In all my years of science writing, I can’t think of a more elegant example of converging genetic and historical evidence.

What happened after Austin’s rabbits reached Australia was a phenomenon called “allele surfing.” An allele is an older term for gene variant. When the alleles conferring grey color and a svelte body came to Australia, the geographic expansion triggered a sudden amplification of the alleles conferring these traits because the characteristics were, and continue to be, so adaptive. In other words, alleles that were rare in the ancestral British population exploded under the environmental conditions in Australia.

Summed up Alves:

“More than 150 years have passed since Thomas Austin asked his brother to send him some wild rabbits from their family property in England. Unbeknown to him, this request caused a cascade of events that changed forever the landscape of an entire continent and resulted in the greatest pastoral pest of the 20th century.
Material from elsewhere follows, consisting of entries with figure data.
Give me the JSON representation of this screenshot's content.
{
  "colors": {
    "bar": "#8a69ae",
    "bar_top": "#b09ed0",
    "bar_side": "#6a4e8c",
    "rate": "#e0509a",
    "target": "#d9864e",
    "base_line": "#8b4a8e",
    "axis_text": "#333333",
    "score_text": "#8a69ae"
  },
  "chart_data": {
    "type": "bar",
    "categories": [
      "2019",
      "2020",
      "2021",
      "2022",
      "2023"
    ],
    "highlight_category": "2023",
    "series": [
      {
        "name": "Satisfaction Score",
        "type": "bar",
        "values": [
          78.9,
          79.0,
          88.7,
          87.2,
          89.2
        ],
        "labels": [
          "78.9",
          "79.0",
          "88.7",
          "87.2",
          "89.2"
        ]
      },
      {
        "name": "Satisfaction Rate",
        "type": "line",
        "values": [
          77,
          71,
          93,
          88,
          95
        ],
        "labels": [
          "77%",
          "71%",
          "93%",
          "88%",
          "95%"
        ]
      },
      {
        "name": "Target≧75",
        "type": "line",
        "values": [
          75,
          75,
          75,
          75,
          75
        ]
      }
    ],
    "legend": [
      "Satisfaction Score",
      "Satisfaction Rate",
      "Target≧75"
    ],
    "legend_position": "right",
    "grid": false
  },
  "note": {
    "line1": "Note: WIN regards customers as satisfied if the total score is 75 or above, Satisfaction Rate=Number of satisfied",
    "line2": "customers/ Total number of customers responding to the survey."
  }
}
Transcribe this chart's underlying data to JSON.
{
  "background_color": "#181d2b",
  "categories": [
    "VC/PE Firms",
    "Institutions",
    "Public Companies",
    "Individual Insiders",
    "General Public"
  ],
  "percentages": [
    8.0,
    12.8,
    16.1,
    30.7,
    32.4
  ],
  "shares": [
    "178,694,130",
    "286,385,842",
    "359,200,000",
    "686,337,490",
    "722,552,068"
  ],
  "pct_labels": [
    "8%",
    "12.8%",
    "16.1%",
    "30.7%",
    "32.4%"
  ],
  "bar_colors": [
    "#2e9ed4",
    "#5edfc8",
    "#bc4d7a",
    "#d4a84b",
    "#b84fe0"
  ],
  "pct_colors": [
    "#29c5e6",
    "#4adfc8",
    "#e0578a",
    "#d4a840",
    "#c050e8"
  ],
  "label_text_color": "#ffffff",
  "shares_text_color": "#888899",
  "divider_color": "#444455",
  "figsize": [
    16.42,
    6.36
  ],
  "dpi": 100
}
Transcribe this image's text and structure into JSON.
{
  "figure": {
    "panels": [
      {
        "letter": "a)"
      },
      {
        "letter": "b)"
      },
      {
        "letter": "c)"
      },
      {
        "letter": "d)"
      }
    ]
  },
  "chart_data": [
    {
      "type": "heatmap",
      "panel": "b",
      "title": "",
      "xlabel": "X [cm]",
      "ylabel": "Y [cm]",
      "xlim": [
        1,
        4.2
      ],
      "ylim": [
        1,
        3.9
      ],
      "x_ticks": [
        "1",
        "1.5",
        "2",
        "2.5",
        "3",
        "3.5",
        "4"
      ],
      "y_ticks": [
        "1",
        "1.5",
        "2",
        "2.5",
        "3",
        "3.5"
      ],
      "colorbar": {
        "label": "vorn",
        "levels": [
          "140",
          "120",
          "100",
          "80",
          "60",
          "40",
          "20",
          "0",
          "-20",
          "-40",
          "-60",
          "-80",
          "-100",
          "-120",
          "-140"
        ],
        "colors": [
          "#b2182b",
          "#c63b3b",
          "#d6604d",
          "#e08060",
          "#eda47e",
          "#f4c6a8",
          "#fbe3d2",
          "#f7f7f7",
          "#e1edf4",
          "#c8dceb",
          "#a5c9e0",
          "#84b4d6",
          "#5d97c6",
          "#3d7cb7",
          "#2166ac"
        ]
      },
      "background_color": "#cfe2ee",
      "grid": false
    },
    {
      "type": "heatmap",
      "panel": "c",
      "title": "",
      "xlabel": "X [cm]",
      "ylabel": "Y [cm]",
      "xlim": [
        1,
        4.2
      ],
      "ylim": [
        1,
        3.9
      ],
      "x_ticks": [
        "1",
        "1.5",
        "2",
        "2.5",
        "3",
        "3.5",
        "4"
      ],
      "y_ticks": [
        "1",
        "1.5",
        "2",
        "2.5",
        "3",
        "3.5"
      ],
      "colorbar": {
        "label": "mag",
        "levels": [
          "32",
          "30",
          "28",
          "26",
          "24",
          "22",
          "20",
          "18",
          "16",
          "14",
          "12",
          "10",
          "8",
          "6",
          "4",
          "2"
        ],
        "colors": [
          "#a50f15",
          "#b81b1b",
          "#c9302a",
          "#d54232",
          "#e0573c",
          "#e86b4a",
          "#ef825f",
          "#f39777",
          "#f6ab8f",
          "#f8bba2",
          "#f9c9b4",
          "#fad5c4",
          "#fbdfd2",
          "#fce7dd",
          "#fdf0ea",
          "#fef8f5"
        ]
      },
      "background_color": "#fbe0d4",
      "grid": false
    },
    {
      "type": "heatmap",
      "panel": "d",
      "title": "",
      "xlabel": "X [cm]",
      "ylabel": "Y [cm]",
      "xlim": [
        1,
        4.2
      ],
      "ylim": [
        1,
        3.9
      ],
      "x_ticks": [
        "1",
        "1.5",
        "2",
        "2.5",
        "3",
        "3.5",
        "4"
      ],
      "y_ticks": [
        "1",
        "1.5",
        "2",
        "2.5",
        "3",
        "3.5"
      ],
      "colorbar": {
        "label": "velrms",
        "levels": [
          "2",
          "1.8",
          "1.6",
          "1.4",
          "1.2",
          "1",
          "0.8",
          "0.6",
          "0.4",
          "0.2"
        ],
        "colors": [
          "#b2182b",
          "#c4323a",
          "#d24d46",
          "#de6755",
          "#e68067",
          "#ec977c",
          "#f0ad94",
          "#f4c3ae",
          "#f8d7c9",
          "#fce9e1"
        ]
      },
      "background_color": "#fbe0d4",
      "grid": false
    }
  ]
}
These findings matter because biological invasions are a major threat to global biodiversity and if you want to prevent them you need to understand what makes them succeed. Environmental change may have made Australia vulnerable to invasion, but it was the genetic makeup of a small batch of wild rabbits that ignited one of the most iconic biological invasions of all time. This serves as a reminder that the actions of just one person, or a few people, can have a devastating environmental impact.”